L'ouvrage affiche un double objectif : analyser les dispositifs de prise en charge judiciaire des mineures pendant cette période et l'inscrire dans une perspective genrée. Il y a une panoplie d'outils de réponses face aux problèmes rencontrés (qui souvent ne sont que des faux problèmes) mais ces outils ne sont de toute évidence pas les mêmes selon les sexes.

Pour son étude, Véronique Blanchard propose cinq grandes thématiques dans lesquelles vont s'inscrire les trois catégories de mauvaises filles qu'elle isole et qui donnent leur titre à l'ouvrage :
– la tentation de la grande ville, où les rues et activités récréatives offrent un espace de liberté inespéré dans des appartements trop petits à la promiscuité étouffante.
– la famille dans tous ses états, où l'on voit le rôle central de la cellule familiale avec souvent des fratries nombreuses et des parents dépassés, démissionnaires ou exagérément sévères.
– petites voleuses, où l'on voit que la délinquance féminine est souvent sous-jacente à des problèmes familiaux.
– fugueuses, où l'on voit qu'une jeune fille peut être dénoncée par ses parents simplement parce qu'elle rentre tard. La vraie fugue est dans la plupart des cas révélatrice d'un malaise à la maison.
– Dévergondées, lesbiennes et prostituées, où l'on voit que les femmes qui aiment faire l'amour et le détail du avec qui elles le font (partenaires multiples ou homosexuelles) sont un problème de société largement propre à leur genre.

Cette étude est passionnante à suivre car largement documentée, avec de nombreux extraits d'archives qui donnent une voix et un nom (faux par souci de confidentialité) à ces « mauvaises filles ». La démonstration est parfaitement structurée, chaque idée clairement exposée puis étayée par des faits, références juridiques et témoignages.
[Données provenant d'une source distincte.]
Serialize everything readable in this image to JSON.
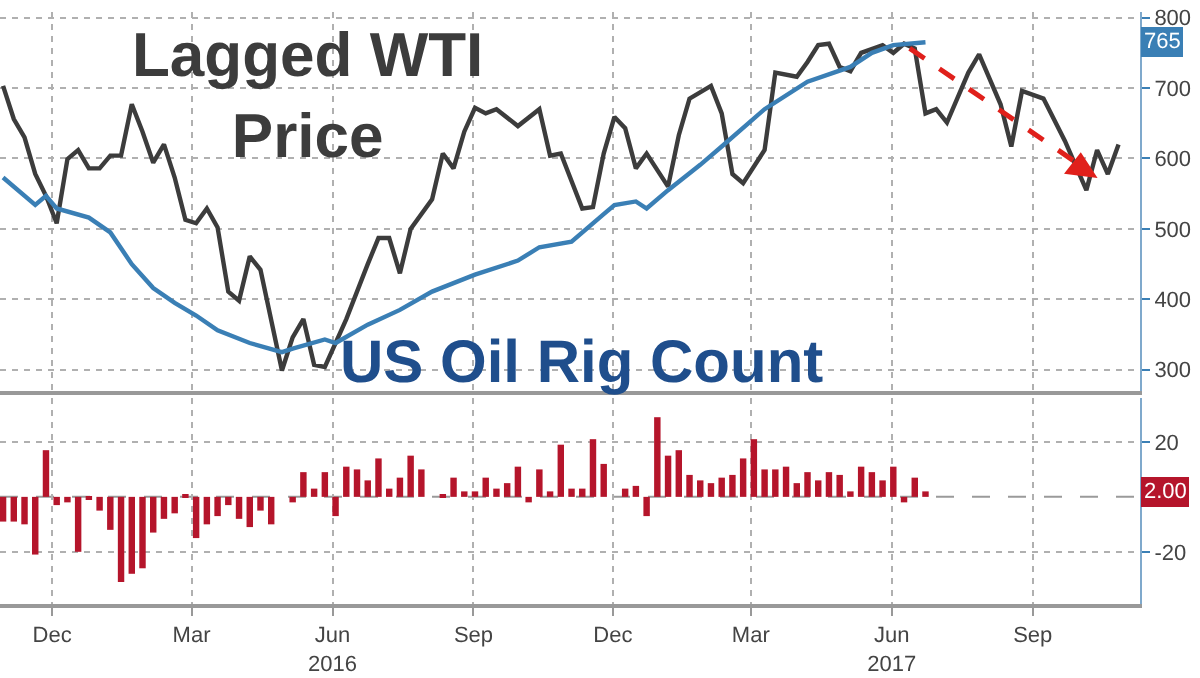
{
  "chart_data": [
    {
      "type": "line",
      "xlim": [
        "2015-10-28",
        "2017-11-10"
      ],
      "ylim": [
        270,
        808
      ],
      "yticks": [
        300,
        400,
        500,
        600,
        700,
        800
      ],
      "xticks": [
        {
          "value": "2015-12-01",
          "label": null
        },
        {
          "value": "2016-03-01",
          "label": null
        },
        {
          "value": "2016-06-01",
          "label": null
        },
        {
          "value": "2016-09-01",
          "label": null
        },
        {
          "value": "2016-12-01",
          "label": null
        },
        {
          "value": "2017-03-01",
          "label": null
        },
        {
          "value": "2017-06-01",
          "label": null
        },
        {
          "value": "2017-09-01",
          "label": null
        }
      ],
      "tick_labels": "y",
      "grid": true,
      "marker": "none",
      "series": [
        {
          "name": "Lagged WTI\nPrice",
          "color": "#3c3c3c",
          "line_style": "solid",
          "x": [
            "2015-10-30",
            "2015-11-06",
            "2015-11-13",
            "2015-11-20",
            "2015-11-27",
            "2015-12-04",
            "2015-12-11",
            "2015-12-18",
            "2015-12-25",
            "2016-01-01",
            "2016-01-08",
            "2016-01-15",
            "2016-01-22",
            "2016-01-29",
            "2016-02-05",
            "2016-02-12",
            "2016-02-19",
            "2016-02-26",
            "2016-03-04",
            "2016-03-11",
            "2016-03-18",
            "2016-03-25",
            "2016-04-01",
            "2016-04-08",
            "2016-04-15",
            "2016-04-29",
            "2016-05-06",
            "2016-05-13",
            "2016-05-20",
            "2016-05-27",
            "2016-06-10",
            "2016-06-24",
            "2016-07-01",
            "2016-07-08",
            "2016-07-15",
            "2016-07-22",
            "2016-08-05",
            "2016-08-12",
            "2016-08-19",
            "2016-08-26",
            "2016-09-02",
            "2016-09-09",
            "2016-09-16",
            "2016-09-30",
            "2016-10-14",
            "2016-10-21",
            "2016-10-28",
            "2016-11-11",
            "2016-11-18",
            "2016-11-25",
            "2016-12-02",
            "2016-12-09",
            "2016-12-16",
            "2016-12-23",
            "2017-01-06",
            "2017-01-13",
            "2017-01-20",
            "2017-02-03",
            "2017-02-10",
            "2017-02-17",
            "2017-02-24",
            "2017-03-10",
            "2017-03-17",
            "2017-03-31",
            "2017-04-07",
            "2017-04-14",
            "2017-04-21",
            "2017-04-28",
            "2017-05-05",
            "2017-05-12",
            "2017-05-26",
            "2017-06-02",
            "2017-06-09",
            "2017-06-16",
            "2017-06-23",
            "2017-06-30",
            "2017-07-07",
            "2017-07-21",
            "2017-07-28",
            "2017-08-11",
            "2017-08-18",
            "2017-08-25",
            "2017-09-08",
            "2017-09-22",
            "2017-10-06",
            "2017-10-13",
            "2017-10-20",
            "2017-10-27"
          ],
          "values": [
            703,
            656,
            630,
            578,
            547,
            508,
            599,
            612,
            586,
            586,
            604,
            604,
            677,
            638,
            594,
            620,
            573,
            513,
            508,
            529,
            502,
            411,
            398,
            461,
            442,
            299,
            346,
            372,
            307,
            304,
            372,
            450,
            487,
            487,
            437,
            500,
            542,
            607,
            586,
            638,
            672,
            664,
            670,
            646,
            670,
            604,
            607,
            529,
            531,
            607,
            659,
            643,
            586,
            607,
            560,
            633,
            685,
            703,
            664,
            578,
            565,
            612,
            722,
            716,
            737,
            761,
            763,
            730,
            724,
            750,
            761,
            750,
            763,
            756,
            664,
            670,
            651,
            722,
            748,
            677,
            617,
            696,
            685,
            625,
            555,
            612,
            578,
            620
          ]
        },
        {
          "name": "US Oil Rig Count",
          "color": "#3a7fb5",
          "line_style": "solid",
          "x": [
            "2015-10-30",
            "2015-11-20",
            "2015-11-27",
            "2015-12-04",
            "2015-12-25",
            "2016-01-08",
            "2016-01-22",
            "2016-02-05",
            "2016-02-19",
            "2016-03-04",
            "2016-03-18",
            "2016-04-08",
            "2016-04-29",
            "2016-05-06",
            "2016-05-27",
            "2016-06-03",
            "2016-06-24",
            "2016-07-15",
            "2016-08-05",
            "2016-09-02",
            "2016-09-30",
            "2016-10-14",
            "2016-11-04",
            "2016-11-25",
            "2016-12-02",
            "2016-12-16",
            "2016-12-23",
            "2017-01-06",
            "2017-01-27",
            "2017-02-10",
            "2017-03-10",
            "2017-04-07",
            "2017-05-05",
            "2017-05-19",
            "2017-06-02",
            "2017-06-23"
          ],
          "values": [
            573,
            534,
            547,
            529,
            516,
            495,
            450,
            416,
            395,
            377,
            356,
            338,
            325,
            330,
            343,
            338,
            364,
            385,
            411,
            435,
            455,
            474,
            482,
            521,
            534,
            539,
            529,
            555,
            591,
            617,
            670,
            709,
            730,
            750,
            761,
            765
          ]
        }
      ],
      "annotations": [
        {
          "text": "765",
          "y": 765
        }
      ]
    },
    {
      "type": "bar",
      "color": "#b5152b",
      "xlim": [
        "2015-10-28",
        "2017-11-10"
      ],
      "ylim": [
        -39,
        36
      ],
      "yticks": [
        -20,
        20
      ],
      "xticks": [
        {
          "value": "2015-12-01",
          "label": "Dec"
        },
        {
          "value": "2016-03-01",
          "label": "Mar"
        },
        {
          "value": "2016-06-01",
          "label": "Jun\n2016"
        },
        {
          "value": "2016-09-01",
          "label": "Sep"
        },
        {
          "value": "2016-12-01",
          "label": "Dec"
        },
        {
          "value": "2017-03-01",
          "label": "Mar"
        },
        {
          "value": "2017-06-01",
          "label": "Jun\n2017"
        },
        {
          "value": "2017-09-01",
          "label": "Sep"
        }
      ],
      "grid": true,
      "x": [
        "2015-10-30",
        "2015-11-06",
        "2015-11-13",
        "2015-11-20",
        "2015-11-27",
        "2015-12-04",
        "2015-12-11",
        "2015-12-18",
        "2015-12-25",
        "2016-01-01",
        "2016-01-08",
        "2016-01-15",
        "2016-01-22",
        "2016-01-29",
        "2016-02-05",
        "2016-02-12",
        "2016-02-19",
        "2016-02-26",
        "2016-03-04",
        "2016-03-11",
        "2016-03-18",
        "2016-03-25",
        "2016-04-01",
        "2016-04-08",
        "2016-04-15",
        "2016-04-22",
        "2016-04-29",
        "2016-05-06",
        "2016-05-13",
        "2016-05-20",
        "2016-05-27",
        "2016-06-03",
        "2016-06-10",
        "2016-06-17",
        "2016-06-24",
        "2016-07-01",
        "2016-07-08",
        "2016-07-15",
        "2016-07-22",
        "2016-07-29",
        "2016-08-05",
        "2016-08-12",
        "2016-08-19",
        "2016-08-26",
        "2016-09-02",
        "2016-09-09",
        "2016-09-16",
        "2016-09-23",
        "2016-09-30",
        "2016-10-07",
        "2016-10-14",
        "2016-10-21",
        "2016-10-28",
        "2016-11-04",
        "2016-11-11",
        "2016-11-18",
        "2016-11-25",
        "2016-12-02",
        "2016-12-09",
        "2016-12-16",
        "2016-12-23",
        "2016-12-30",
        "2017-01-06",
        "2017-01-13",
        "2017-01-20",
        "2017-01-27",
        "2017-02-03",
        "2017-02-10",
        "2017-02-17",
        "2017-02-24",
        "2017-03-03",
        "2017-03-10",
        "2017-03-17",
        "2017-03-24",
        "2017-03-31",
        "2017-04-07",
        "2017-04-14",
        "2017-04-21",
        "2017-04-28",
        "2017-05-05",
        "2017-05-12",
        "2017-05-19",
        "2017-05-26",
        "2017-06-02",
        "2017-06-09",
        "2017-06-16",
        "2017-06-23"
      ],
      "values": [
        -9,
        -9,
        -10,
        -21,
        17,
        -3,
        -2,
        -20,
        -1,
        -5,
        -12,
        -31,
        -28,
        -26,
        -13,
        -8,
        -6,
        1,
        -15,
        -10,
        -7,
        -3,
        -8,
        -11,
        -5,
        -10,
        0,
        -2,
        9,
        3,
        9,
        -7,
        11,
        10,
        6,
        14,
        3,
        7,
        15,
        10,
        0,
        1,
        7,
        2,
        2,
        7,
        3,
        5,
        11,
        -2,
        10,
        2,
        19,
        3,
        3,
        21,
        12,
        0,
        3,
        4,
        -7,
        29,
        15,
        17,
        8,
        6,
        5,
        7,
        8,
        14,
        21,
        10,
        10,
        11,
        5,
        9,
        6,
        9,
        8,
        2,
        11,
        9,
        6,
        11,
        -2,
        7,
        2
      ],
      "ref_lines": [
        {
          "axis": "y",
          "value": 0,
          "line_style": "dashed",
          "color": "#9a9a9a"
        }
      ],
      "annotations": [
        {
          "text": "2.00",
          "y": 2
        }
      ]
    }
  ]
}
La conclusion de ce qui en ressort est sans surprise. Ces jeunes femmes n'étaient pas mauvaises ; elles avaient choisi leur voie qui n'était pas celle de la bien-pensance de l'époque. Elles avaient envie d'aimer, de s'amuser, comme le faisait leurs homologues masculins sans essuyer de reproches. Si elles en venaient à devoir voler, se prostituer, fuguer, c'est en conséquence de l'impossibilité qu'on leur faisait de vivre comme elles l'entendaient.
Si l'objectif après guerre était d'apporter un arsenal judiciaire à même de protéger les mineurs, force est de constater que les décisions étaient souvent biaisées en fonction du genre. Les jeunes filles étaient souvent placées sans raison valable, et dans les cas des « dévergondées », il s'agissait plus de brider leurs désirs par souci moralisateur plus que par souci de protection d'elles-mêmes ou de la société. Pour preuve, les garçons qui couchaient à tout va n'étaient pas amenés devant un juge.

Avec cette étude, Véronique Blanchard parvient à rendre compte du statut que ces filles incarnaient aux yeux de la société et la façon dont elles étaient traitées juridiquement parlant. C'est très instructif et on ressort de cette lecture avec une meilleure compréhension de l'époque et du chemin qu'il restait à parcourir pour que les femmes ne soient plus déconsidérées.
Un ouvrage absolument édifiant.

Merci à Babelio et aux éditions Pocket !
Lien : https://lejardindenatiora.wo..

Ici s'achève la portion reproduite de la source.